There are many personal memoirs about the Alzheimer's Journey. The journey is sometimes so painful and protracted and passionately dismal, that we must as caregivers often resort to metaphor to describe it. Simply meaning the experience is so beyond comprehension, sometimes words can not adequately convey the emotional intensity, regardless of how gifted a writer may be
Over the years I haves taken to lighthouses. I grew up on Lake Erie and now live just a few blocks from Lake Superior. I even did my residency training in Rochester, NY which is only a few miles from Lake Ontario. About 85 percent of my life has been spent living near the Great Lakes. If you count the Delaware River, and Puget Sound then 99 percent of my life has been spent domiciled near great water.
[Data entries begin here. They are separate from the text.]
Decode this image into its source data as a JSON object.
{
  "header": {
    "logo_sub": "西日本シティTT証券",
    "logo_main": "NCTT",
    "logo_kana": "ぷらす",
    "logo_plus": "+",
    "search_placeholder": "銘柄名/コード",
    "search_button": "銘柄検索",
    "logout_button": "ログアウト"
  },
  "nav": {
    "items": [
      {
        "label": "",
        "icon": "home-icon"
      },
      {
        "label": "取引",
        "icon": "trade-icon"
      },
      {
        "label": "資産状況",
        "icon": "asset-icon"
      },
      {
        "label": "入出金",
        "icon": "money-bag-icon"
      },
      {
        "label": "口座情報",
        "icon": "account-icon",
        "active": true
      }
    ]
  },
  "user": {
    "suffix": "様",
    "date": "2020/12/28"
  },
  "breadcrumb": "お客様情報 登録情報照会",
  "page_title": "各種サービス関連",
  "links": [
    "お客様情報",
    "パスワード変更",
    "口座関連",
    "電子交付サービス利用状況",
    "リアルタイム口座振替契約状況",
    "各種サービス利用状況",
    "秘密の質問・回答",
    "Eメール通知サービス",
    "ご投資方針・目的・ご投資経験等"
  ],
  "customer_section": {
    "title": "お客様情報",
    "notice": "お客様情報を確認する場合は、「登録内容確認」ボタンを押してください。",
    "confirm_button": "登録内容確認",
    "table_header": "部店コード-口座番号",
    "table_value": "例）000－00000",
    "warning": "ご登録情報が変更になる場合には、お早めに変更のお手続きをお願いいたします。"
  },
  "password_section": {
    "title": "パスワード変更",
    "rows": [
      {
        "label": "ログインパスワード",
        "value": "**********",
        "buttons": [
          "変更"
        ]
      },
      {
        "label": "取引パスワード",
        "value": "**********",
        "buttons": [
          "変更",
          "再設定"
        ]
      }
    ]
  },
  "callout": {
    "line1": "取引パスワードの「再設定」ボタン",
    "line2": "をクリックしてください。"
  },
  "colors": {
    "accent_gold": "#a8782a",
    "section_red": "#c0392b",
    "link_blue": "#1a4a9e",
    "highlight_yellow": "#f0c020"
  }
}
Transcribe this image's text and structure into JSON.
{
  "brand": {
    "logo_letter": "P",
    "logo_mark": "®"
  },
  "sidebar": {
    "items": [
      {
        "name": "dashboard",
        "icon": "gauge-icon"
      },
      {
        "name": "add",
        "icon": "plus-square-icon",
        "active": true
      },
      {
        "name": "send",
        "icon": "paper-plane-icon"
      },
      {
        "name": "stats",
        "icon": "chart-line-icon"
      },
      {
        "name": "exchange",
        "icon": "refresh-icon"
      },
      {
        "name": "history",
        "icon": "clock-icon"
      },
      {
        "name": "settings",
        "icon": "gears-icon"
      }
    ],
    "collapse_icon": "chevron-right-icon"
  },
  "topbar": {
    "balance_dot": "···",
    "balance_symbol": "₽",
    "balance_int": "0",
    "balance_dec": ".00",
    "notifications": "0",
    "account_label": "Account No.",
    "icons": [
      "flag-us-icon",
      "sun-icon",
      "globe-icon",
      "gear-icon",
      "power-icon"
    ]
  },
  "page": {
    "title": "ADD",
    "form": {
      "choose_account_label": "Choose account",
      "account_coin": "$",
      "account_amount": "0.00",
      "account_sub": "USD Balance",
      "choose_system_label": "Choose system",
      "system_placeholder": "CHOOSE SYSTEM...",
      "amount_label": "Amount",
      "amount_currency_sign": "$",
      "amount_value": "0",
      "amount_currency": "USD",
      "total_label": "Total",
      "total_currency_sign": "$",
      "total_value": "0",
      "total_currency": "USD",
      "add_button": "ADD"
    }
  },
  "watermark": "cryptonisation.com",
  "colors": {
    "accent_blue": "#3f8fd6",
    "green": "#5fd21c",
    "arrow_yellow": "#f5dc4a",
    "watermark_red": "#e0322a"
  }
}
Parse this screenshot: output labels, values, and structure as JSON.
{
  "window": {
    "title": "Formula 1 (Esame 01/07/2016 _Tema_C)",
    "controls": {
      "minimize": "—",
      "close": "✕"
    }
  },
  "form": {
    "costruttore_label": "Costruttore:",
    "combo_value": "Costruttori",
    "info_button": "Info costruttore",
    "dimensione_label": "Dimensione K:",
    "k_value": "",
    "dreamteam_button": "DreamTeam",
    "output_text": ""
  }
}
Maybe that's why lighthouses are agreeable.
The Alzheimer's journey is described in reference to storms, tornadoes, clouds, ships adrift at sea, the darkness, the monster, the beast, the fire, and the burning embers to name just of few of many. I like the lighthouse reference.
My mother passed away from AD over 22 years ago. It seems like forever some days and other days it does not feel so long ago. A lighthouse is a beacon that guides us through the sea of life. Sometimes it is calm and sometimes it is ungodly stormy. My mother strength and energy and spirit, what she instilled in me is like a timeless guiding beacon, a lighthouse.
It runs deeper than that. Lighthouses are now automated and relatively speaking of historical note only. We have all kinds of aids to navigation now that supersede lighthouses function, but some are still functional. The ones that operate these days seem to be respected and revered by mariners, bringing a sense of comfort when visible, despite all the technological advances in maritime navigation.
I love the stories of the old light keepers who kept the gas lamp going, before automation kicked in. Sometime the keeper and often their family would be very isolated for months and have to trudge up flights of winding stairs, sometimes every three hours, 24-7, almost all year. It was profound dedication to maintain the lamp. In some way The dedication is not unlike the endless devotion we see in caregivers taking care of their loved one with AD.
My wife and I have actually visited a few lighthouses, where you can actually stay overnight in the old light keepers quarters. Two Harbors, Lighthouse, in Two Harbors MN, not far from Duluth, and Whitefish Point, in Michigan, which houses the Bell from the famous Edmund Fitzgerald, (this was the safe harbor the Fitz almost made it to in 1975, before it was lost). Most recently we stayed at Sand Hills Light on the upper Peninsula of Michigan. The history and the energy is extremely intense at these lighthouses.
If you ever have the time, and are need of a break then try to visit a light. The storms they have guided mariners through can be deadly, but there is nothing sinister mean or nefarious about old original lighthouses. They are timeless and truly are a beacon of hope.